Developing multi-agent systems. Bari said the multi-agent system behind CoCounsel Legal with Deep Research features agents for research, planning, discovery and orchestrating workflow. "We needed to multiple agents and the ability to launch in parallel," said Bari.
Bari said:
"We knew pretty quickly that we wanted to build a custom agent system for legal deep research that lets agents navigate Westlaw content like an expert researcher would. And that meant taking a lot of the rich content that we have in Westlaw and making it available via tools to agents and then using the best frontier models for the job."
The importance of process. Wong said Thomson Reuters built CoCounsel Legal with Deep Research based on the process that's used by trained legal researchers. "Legal research is taught in law school as a discipline. Legal research is often different because you're trying to often support or to critique an argument or some type of legal proceeding," said Wong. "We mimicked the process used by trained researchers and the agent is autonomous. Humans trained the models and created the process steps." When the system runs it is fully autonomous, but humans are focused on validation, quality and evaluation.

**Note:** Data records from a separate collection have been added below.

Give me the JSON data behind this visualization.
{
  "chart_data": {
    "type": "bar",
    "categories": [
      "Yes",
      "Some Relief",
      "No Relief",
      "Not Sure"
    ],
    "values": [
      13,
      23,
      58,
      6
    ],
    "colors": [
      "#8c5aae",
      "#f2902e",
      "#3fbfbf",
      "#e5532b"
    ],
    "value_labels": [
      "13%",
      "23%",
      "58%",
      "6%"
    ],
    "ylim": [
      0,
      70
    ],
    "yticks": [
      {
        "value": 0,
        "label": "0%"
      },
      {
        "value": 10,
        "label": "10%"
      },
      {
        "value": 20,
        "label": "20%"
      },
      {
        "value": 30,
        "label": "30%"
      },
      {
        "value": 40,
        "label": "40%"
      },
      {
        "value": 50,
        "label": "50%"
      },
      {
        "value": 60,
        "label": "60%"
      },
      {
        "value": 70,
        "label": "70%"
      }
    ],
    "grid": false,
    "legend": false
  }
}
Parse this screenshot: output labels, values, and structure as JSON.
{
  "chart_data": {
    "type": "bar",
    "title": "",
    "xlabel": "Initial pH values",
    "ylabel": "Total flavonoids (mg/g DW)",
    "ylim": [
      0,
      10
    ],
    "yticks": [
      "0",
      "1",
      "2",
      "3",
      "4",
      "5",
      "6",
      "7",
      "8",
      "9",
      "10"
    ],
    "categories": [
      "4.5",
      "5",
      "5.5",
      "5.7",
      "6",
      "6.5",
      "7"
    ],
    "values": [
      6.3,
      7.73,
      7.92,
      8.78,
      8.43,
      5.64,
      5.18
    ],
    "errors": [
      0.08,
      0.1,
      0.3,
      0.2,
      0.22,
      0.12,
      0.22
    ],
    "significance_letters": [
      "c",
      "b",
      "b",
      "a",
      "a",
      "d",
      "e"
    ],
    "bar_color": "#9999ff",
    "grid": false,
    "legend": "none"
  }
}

Build your orchestration layer. Bari and Wong said Thomson Reuters built its own orchestration framework for CoCounsel Legal with Deep Research. "We built the agent scaffolding ourselves," said Bari. The effort required continuous tweaking for high quality function calling, instructions, evaluation, memory management and orchestration, he added.
There are agent orchestration offerings, but most are first generation. "It's pretty easy to get to a prototype or demo, but production requires a lot of work on the details and each piece of orchestration," said Bari.